One such project in the offing is a plan to unify the “disparate styles” of Charing Cross and King Street with clearer pedestrian crossings, better connectivity at the junction for cyclists and a revamped the link between Charing Cross and York Street, “which is currently a ‘poor relation’ compared with the quality of infrastructure that links Charing Cross with Sand Street.”
Another idea is to create a “threshold” at the entrance to Broad Street, New Cut and Library Place.
The Board says: “The current junction that forms Conway Street and Broad Street does not designate a change in road use from a thoroughfare to a road with restricted use, nor does it provide priority for the many pedestrians that cross Broad Street at that point as part of the desire line from New Cut and the pedestrian area around the Le Sueur monument.

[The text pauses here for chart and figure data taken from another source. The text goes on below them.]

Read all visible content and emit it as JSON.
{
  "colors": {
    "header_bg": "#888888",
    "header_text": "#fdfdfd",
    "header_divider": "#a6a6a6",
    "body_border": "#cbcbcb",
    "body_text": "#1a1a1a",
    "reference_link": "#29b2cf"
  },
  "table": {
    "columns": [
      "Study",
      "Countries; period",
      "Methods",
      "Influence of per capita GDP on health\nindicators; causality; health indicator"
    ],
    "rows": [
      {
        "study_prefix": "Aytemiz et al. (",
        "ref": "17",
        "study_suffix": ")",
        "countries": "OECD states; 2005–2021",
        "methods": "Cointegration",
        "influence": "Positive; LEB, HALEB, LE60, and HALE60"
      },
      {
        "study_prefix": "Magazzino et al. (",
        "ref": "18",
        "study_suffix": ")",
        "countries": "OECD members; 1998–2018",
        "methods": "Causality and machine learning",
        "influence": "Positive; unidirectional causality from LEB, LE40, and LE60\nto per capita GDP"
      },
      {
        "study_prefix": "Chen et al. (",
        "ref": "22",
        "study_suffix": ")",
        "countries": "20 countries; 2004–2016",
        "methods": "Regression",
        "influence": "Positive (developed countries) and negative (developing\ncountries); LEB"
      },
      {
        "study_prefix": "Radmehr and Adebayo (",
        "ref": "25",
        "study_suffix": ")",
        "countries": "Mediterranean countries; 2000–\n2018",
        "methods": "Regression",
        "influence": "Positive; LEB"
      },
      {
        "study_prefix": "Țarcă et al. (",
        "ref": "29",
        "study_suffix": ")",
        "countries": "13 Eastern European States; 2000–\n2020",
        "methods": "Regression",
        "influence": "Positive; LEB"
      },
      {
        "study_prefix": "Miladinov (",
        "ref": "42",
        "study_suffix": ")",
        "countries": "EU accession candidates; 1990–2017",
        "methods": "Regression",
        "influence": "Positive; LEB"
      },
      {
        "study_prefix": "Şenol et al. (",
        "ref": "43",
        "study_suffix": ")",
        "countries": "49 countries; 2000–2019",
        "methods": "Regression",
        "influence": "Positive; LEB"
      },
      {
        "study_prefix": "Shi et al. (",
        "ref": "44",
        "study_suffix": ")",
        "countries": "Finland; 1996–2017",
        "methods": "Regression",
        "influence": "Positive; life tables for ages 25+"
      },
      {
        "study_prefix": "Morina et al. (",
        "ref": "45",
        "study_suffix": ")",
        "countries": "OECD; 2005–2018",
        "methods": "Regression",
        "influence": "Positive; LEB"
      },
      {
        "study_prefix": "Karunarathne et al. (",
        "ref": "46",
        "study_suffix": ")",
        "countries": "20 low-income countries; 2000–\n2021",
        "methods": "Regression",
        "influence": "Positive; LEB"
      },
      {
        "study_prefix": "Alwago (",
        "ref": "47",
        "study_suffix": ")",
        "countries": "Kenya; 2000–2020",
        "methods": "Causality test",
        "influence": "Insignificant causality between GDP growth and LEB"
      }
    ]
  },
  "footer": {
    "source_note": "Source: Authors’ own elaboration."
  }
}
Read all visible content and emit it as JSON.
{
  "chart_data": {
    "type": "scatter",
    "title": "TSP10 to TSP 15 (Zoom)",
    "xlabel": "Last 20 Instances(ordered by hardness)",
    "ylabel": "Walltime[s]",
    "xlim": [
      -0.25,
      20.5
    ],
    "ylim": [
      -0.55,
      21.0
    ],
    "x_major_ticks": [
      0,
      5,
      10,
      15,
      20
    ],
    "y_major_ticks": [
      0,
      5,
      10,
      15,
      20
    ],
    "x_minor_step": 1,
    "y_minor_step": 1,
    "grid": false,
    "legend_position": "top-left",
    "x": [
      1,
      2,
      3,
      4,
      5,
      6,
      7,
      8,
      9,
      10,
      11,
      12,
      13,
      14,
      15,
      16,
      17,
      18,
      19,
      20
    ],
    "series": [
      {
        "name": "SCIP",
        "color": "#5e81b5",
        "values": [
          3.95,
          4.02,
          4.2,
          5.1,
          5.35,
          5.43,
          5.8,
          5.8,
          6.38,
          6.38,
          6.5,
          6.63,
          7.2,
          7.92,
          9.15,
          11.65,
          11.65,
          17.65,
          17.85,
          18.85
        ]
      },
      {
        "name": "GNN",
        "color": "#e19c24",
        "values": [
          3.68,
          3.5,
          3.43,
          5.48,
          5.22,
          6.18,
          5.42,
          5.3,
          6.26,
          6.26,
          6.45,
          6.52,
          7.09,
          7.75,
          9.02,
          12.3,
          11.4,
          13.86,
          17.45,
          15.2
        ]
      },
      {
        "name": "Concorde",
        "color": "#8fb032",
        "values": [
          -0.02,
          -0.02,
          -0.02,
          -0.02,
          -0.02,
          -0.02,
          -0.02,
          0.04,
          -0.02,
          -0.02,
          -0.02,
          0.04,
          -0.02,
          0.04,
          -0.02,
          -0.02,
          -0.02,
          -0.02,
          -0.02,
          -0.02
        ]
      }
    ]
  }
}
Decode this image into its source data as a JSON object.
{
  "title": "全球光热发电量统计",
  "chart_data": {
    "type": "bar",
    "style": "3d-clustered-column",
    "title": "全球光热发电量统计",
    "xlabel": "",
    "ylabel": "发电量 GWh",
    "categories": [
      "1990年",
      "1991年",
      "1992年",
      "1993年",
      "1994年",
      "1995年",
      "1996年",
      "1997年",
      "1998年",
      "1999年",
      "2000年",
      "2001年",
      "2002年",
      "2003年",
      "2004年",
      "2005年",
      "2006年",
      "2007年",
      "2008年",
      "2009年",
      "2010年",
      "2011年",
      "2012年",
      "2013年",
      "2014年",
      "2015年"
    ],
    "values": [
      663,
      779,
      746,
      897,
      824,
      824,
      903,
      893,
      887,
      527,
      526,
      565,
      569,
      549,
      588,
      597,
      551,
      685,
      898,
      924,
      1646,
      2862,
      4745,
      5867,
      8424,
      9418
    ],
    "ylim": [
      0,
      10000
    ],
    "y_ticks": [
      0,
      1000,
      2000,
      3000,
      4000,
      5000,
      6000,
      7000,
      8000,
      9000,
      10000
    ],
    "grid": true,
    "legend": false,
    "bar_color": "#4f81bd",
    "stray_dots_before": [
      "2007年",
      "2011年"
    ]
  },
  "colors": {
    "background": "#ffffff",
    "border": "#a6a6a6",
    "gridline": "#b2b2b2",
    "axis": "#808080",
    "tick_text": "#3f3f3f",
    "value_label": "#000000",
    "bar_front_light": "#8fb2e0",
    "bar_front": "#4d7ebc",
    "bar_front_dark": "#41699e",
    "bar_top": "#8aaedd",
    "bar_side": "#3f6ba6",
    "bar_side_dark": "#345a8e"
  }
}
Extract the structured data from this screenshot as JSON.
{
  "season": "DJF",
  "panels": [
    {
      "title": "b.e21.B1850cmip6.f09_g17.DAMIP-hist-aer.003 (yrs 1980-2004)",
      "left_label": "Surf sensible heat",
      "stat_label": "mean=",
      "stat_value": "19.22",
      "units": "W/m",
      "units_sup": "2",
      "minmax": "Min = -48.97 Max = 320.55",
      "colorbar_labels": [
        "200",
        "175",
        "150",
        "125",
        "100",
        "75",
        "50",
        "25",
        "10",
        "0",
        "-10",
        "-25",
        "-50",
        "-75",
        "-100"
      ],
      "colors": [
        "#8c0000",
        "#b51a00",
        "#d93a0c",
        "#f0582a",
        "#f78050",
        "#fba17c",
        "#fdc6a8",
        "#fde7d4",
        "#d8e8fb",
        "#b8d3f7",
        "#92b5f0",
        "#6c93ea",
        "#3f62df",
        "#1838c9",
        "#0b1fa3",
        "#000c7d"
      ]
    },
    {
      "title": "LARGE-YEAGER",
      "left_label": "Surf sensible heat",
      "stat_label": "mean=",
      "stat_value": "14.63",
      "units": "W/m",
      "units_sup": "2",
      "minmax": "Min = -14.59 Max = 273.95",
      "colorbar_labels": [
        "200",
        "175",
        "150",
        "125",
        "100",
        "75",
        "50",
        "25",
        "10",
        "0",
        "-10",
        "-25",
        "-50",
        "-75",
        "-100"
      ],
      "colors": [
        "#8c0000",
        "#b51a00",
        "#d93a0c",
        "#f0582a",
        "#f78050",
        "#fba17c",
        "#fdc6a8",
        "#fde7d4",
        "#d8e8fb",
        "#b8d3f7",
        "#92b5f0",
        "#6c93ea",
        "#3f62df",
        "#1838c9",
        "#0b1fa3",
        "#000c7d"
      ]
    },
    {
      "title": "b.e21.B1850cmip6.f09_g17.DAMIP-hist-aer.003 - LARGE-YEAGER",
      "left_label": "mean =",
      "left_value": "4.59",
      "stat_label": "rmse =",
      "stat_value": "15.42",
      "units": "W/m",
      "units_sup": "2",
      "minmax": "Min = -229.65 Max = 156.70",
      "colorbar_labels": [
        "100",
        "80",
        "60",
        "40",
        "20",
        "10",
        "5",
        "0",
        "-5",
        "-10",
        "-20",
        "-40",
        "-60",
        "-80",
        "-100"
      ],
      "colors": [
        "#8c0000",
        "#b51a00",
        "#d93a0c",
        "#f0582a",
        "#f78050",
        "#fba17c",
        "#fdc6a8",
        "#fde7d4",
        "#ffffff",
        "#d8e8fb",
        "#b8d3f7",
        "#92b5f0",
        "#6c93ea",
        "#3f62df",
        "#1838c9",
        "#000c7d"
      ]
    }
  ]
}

“An enhanced threshold treatment would help to clarify the current status of Broad Street and provide improvement for pedestrians crossing whatever the future is for Broad Street.”
Finally, they note that “parts of Broad Street road surface and street furniture look tired and unloved when compared with the pedestrianized King Street and the recent public realm improvements around Charing Cross” and state that a “review is required to identify areas where early improvements can be made in the vicinity of Broad Street and it is recommended that the Minister prioritise these works.”
The Board suggests that Government works “collaboratively” with Le Masurier on an “agreed masterplan” for the area.
In last week’s States Assembly meeting, Deputy Lewis was asked by Constable Mike Jackson if he agreed the closure had “failed to produce tangible results in terms of commercial benefit”.
He replied: “I cannot argue with the Constable on that point, but all will be revealed in the report which will be coming forward in the very near future.”
He did, however, label the upcoming trial of a ‘hopper’ bus service down Broad Street as a “success”, stating it would be a “bonus” for islanders with mobility problems in particular.
Starting in 2022, the service is due to operate daily (except Sundays and bank holidays) every 15 minutes throughout the day between 09;00 and 18:00.
Pictured: There should be a bus every 15 minutes looping around town, passing through Broad Street on the way, under the 'hopper' Town Bus scheme.
The Broad Street Project Board said one of the trial’s benefits was that “it will allow the gathering of data on passenger usage, modal shift and the effect on traffic levels within St Helier”, which will “feed into the Sustainable Transport Policy’s ‘Bus Network Development Plan’ to inform plans for the developing the network alongside public realm improvement proposals.”